I note, by the way, that rightwingers have gone back to referring to “Communist China,” though I rarely hear anyone talk about “Nationalist China,” likely because most people have grown used to saying “China” and “Taiwan,” except when they’re trying to revive the Red Scare of the 1950s.

 

And speaking of those bygone days, Ohman gets a second mention for this commentary on Trump’s claim to have “saved your damn neighborhood,” and I think he’s right that Dear Leader has a 1950s view of the suburbs that is straight out of “Raisin in the Sun,” in which the white folks take up a collection to try to keep the Younger family from moving into, and desegregating, the neighborhood.

It was barely a dog whistle — it was a straight-out claim that affordable housing means crime, and, that by keeping the suburbs middleclass, Trump was doing just what he and his old man had done in their apartments: Rejected the riffraff and the overly melaninized.

However, as Ohman depicts it, the suburbs have changed and their view of riffraff has been updated considerably.

 

Leaving us with Pat Bagley (SLC Trib)‘s suggestion that wives may not tell their husbands everything.

One of the arguments against women’s suffrage was that it simply gave husbands a second ballot, and that’s not entirely invalid: My late father-in-law always helped his mother, his mother-in-law and his wife figure out how to vote.

But that was decades ago and, just as the suburbs are no longer lily-white bastions of Junior League and bridge clubs, even in the best of families, there’s often a gap between what he thinks he knows and what is.

Always has been, and not just in the voting booth.

 

3 thoughts on “CSotD: Entropy

  1. There are quite a few verses to “This Land is Your Land” that most people don’t learn.
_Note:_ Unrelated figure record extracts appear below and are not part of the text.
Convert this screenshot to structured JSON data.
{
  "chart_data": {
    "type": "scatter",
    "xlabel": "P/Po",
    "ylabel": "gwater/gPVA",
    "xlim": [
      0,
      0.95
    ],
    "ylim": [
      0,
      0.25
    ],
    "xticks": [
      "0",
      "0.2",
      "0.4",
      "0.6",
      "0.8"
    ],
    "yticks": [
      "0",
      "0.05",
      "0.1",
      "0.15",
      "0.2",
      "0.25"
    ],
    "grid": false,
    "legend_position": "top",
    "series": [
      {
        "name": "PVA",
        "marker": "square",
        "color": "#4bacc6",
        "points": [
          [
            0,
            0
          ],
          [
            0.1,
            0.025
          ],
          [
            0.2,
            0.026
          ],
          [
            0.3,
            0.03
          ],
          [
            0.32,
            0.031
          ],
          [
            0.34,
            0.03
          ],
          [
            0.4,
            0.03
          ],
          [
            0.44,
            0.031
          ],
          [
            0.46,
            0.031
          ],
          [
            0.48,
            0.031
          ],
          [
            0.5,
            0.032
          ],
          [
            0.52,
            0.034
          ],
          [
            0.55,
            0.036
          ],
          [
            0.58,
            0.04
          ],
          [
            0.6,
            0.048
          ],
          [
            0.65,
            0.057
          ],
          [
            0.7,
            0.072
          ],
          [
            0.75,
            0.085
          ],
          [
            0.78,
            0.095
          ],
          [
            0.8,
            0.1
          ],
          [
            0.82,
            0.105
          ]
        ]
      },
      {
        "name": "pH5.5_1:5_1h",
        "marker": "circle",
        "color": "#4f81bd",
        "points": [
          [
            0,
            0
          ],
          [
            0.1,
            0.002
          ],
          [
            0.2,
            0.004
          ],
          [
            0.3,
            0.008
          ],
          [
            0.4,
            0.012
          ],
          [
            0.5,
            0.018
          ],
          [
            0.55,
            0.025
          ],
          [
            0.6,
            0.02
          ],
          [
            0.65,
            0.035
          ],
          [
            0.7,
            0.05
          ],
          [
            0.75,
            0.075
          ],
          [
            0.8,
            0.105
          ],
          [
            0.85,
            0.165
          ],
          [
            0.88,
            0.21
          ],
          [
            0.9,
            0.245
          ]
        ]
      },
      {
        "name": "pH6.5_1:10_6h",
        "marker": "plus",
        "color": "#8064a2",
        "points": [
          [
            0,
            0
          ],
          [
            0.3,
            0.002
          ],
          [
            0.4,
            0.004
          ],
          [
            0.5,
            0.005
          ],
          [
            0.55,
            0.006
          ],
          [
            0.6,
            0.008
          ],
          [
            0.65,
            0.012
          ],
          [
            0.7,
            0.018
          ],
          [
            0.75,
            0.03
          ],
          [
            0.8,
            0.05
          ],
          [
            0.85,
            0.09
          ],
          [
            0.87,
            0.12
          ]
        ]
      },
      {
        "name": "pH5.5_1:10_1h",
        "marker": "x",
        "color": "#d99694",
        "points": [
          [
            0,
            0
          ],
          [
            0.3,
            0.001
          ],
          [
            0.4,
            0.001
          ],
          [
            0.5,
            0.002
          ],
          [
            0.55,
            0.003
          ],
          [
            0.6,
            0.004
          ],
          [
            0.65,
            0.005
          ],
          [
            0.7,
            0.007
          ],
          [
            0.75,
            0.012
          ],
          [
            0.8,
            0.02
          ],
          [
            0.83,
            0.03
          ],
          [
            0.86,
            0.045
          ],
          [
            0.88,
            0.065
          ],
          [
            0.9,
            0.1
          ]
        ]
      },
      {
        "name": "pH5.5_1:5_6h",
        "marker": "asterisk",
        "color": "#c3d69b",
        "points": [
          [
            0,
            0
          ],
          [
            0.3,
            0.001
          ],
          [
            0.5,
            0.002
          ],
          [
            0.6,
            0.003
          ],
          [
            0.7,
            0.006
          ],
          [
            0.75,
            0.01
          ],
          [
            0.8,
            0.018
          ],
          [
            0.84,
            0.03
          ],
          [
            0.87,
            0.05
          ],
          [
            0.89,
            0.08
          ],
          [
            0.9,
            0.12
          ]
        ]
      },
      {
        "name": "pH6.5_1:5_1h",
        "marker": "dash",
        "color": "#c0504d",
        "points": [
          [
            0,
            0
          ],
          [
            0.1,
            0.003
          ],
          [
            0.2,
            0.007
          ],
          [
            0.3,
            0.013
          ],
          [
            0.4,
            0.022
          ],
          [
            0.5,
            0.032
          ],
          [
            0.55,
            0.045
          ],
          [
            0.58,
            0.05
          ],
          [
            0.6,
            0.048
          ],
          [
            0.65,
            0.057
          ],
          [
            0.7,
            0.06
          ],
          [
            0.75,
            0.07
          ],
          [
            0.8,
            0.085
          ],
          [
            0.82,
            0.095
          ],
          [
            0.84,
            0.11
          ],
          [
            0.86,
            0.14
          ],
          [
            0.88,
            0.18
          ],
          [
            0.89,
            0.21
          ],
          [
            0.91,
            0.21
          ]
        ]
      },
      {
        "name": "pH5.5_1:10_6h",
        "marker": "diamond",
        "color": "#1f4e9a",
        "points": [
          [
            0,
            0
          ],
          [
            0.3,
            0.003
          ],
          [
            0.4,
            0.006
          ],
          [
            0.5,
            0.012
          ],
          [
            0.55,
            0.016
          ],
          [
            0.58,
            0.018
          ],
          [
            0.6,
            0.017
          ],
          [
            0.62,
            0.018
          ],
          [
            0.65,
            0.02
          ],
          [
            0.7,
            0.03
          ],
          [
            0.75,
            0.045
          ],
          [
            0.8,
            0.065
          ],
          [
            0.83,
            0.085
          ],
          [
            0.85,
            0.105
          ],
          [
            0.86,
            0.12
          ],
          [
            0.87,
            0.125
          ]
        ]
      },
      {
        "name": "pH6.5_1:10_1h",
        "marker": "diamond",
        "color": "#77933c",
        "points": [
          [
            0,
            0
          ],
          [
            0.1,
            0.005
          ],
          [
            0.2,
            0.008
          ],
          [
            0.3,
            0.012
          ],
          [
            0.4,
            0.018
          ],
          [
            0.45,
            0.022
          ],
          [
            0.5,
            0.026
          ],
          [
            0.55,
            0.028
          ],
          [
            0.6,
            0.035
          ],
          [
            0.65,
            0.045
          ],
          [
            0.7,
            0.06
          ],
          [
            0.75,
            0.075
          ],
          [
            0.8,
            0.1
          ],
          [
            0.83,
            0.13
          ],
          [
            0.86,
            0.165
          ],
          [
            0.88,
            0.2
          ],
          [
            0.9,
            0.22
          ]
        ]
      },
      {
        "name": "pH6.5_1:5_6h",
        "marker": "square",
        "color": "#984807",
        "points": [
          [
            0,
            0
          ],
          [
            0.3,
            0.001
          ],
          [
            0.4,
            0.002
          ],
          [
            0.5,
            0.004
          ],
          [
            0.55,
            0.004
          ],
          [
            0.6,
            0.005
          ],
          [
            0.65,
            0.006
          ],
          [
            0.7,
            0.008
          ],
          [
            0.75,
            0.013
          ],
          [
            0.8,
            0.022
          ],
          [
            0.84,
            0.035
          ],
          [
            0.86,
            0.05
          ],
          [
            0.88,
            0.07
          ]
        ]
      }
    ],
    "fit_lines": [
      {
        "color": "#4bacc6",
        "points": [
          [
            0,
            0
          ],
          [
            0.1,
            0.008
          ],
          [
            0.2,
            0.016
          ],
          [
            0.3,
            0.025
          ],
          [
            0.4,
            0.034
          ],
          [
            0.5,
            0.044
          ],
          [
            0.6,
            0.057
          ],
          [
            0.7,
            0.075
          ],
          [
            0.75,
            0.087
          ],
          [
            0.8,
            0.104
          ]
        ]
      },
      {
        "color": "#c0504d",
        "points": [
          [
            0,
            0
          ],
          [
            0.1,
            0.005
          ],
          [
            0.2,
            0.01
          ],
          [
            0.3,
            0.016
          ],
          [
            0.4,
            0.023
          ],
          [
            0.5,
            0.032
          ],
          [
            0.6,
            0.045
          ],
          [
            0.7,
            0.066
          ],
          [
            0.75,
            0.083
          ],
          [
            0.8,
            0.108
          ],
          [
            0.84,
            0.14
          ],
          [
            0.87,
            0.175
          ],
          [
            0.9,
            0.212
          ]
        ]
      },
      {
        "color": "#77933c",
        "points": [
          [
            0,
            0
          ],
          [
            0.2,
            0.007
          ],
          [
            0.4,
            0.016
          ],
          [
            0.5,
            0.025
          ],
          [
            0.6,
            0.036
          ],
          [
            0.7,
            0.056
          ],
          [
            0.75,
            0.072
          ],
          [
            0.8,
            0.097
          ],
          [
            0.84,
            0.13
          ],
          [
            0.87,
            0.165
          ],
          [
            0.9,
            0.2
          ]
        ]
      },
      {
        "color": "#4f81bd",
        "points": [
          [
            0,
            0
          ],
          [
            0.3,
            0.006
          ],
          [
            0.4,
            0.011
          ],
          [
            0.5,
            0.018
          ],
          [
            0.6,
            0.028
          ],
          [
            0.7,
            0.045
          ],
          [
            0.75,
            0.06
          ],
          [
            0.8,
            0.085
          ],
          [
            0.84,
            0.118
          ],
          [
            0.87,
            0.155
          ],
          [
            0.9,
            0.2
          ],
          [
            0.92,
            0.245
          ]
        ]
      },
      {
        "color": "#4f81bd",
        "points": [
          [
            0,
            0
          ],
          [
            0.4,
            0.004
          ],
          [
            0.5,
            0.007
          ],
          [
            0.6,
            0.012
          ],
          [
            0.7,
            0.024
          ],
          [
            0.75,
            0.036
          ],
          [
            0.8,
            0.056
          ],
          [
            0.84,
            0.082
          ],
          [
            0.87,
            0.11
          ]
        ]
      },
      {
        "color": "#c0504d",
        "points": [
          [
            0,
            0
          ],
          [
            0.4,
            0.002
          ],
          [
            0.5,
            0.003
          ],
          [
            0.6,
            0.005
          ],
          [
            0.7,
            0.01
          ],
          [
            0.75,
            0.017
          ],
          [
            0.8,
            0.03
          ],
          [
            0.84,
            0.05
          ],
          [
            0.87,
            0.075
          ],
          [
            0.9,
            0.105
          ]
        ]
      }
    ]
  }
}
My fourth grade teacher was a folk musician, and we learned them, until the school made her stop. The song was every bit as much a criticism of America as it was a celebration.
    I grew up in that red-line suburbia that Trump wants to “save.” There were only five Black students out of 2500 kids in my high school. Most of them had more class than some of the White trash that lived there. My question is: Who’ll save the suburbs from Trump supporters?